In its press release, the union noted SB386 Right to Return mandates;

  • Workers laid off after March 12, 2020 for economic reasons due to the pandemic are eligible for Right to Return. Protections in SB386 begin July 1, 2021 and expire August 31, 2022.
  • Hundreds of thousands of union and non-union hospitality, airport, casino, travel, and stadium workers (including third party operators at hotels and casinos such as retail shops, restaurants, bars, and parking facilities) are protected.
  • Covered employers (that have 30 or more employees) must make offers to laid-off employees when they have job openings for the same or similar positions as the employee worked previously.
  • Workers who receive job offers have 24 hours to accept or decline and must be available to work within five days of receiving an offer.

Meanwhile, the Culinary Union rallied last week outside the Foley Federal Building in Downtown Las Vegas to call on the Internal Revenue Service to change the tax method for tipped workers, saying the tax had been hiked without consulting organized labor.

The IRS tip allocation rate estimates how much a tipped employee usually makes, and taxes them at a rate deemed appropriate. The IRS lowered the allocation rate in 2020 and 2021 due to the pandemic, but raised the rates again at the beginning of 2022—according to the union, higher than pre-pandemic levels in many cases.

“These are good jobs” said Pappageorge, according to the Las Vegas Review-Journal. “These people are making a decent living, but these are average working-class jobs that the IRS is going after them instead of going after the biggest corporations and billionaires out there.”
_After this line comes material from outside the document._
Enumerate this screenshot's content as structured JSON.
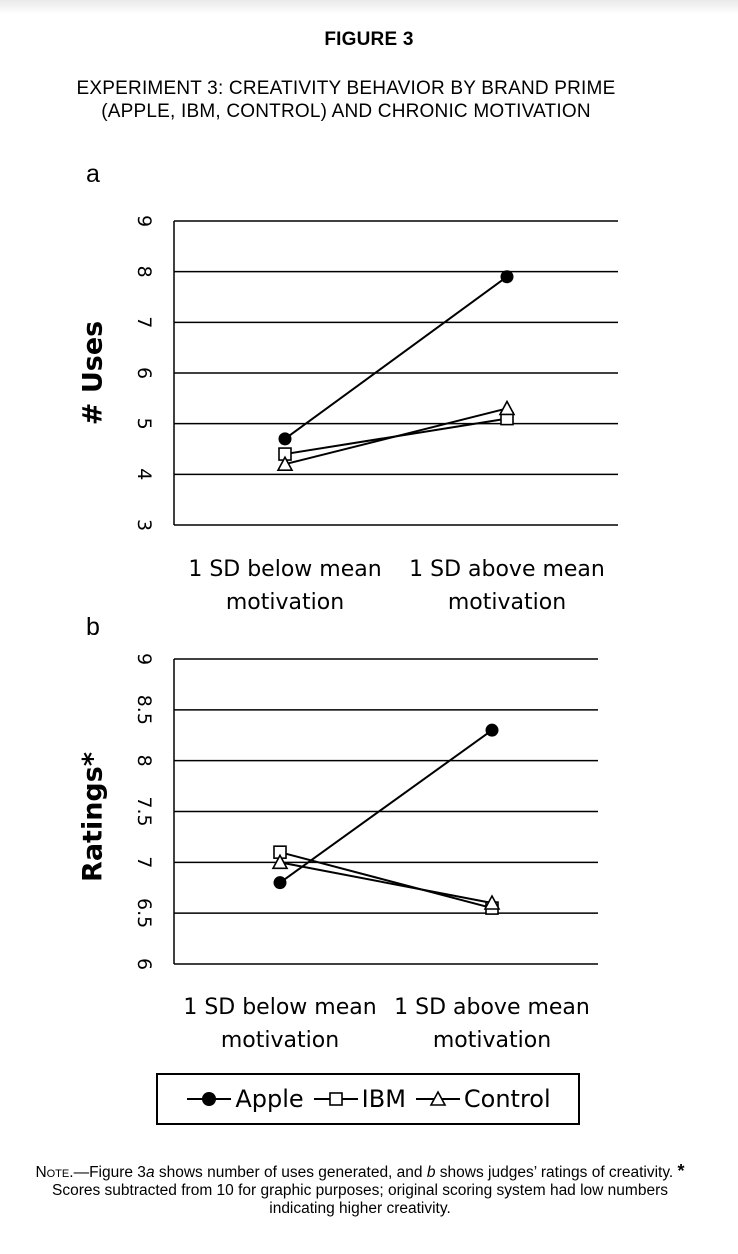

Boyd Gaming, like many other operators, including Station Casinos, made significant cuts to promotions, comps and other marketing expenses in reaction to the Covid-19 crisis. The operator also cut staffing by 40 percent, from 25,000 before the 2020 shutdowns to 15,000 today.

According to the company’s chief financial officer, Boyd Gaming is in no hurry to bring either promotions or staffing back to pre-pandemic levels. In a meeting with Truist Securities analyst Barry Jonas, Boyd CFO Josh Hirsberg and Director of Corporate Finance Jake Mulcahy said there was “no going back” to pre-pandemic promotional levels.

As far as staffing, the executives said current plans for the next 12 to 24 months call for augmenting a workforce down by 10,000 employees by adding only 1,000 to 1,500 new hires.

“While some of the increased staffing will ease pressures on existing staff, (management) believes other hires will drive incremental revenues,” Jonas wrote in a note following the meeting. He added that new investments in technology will reduce its reliance on labor.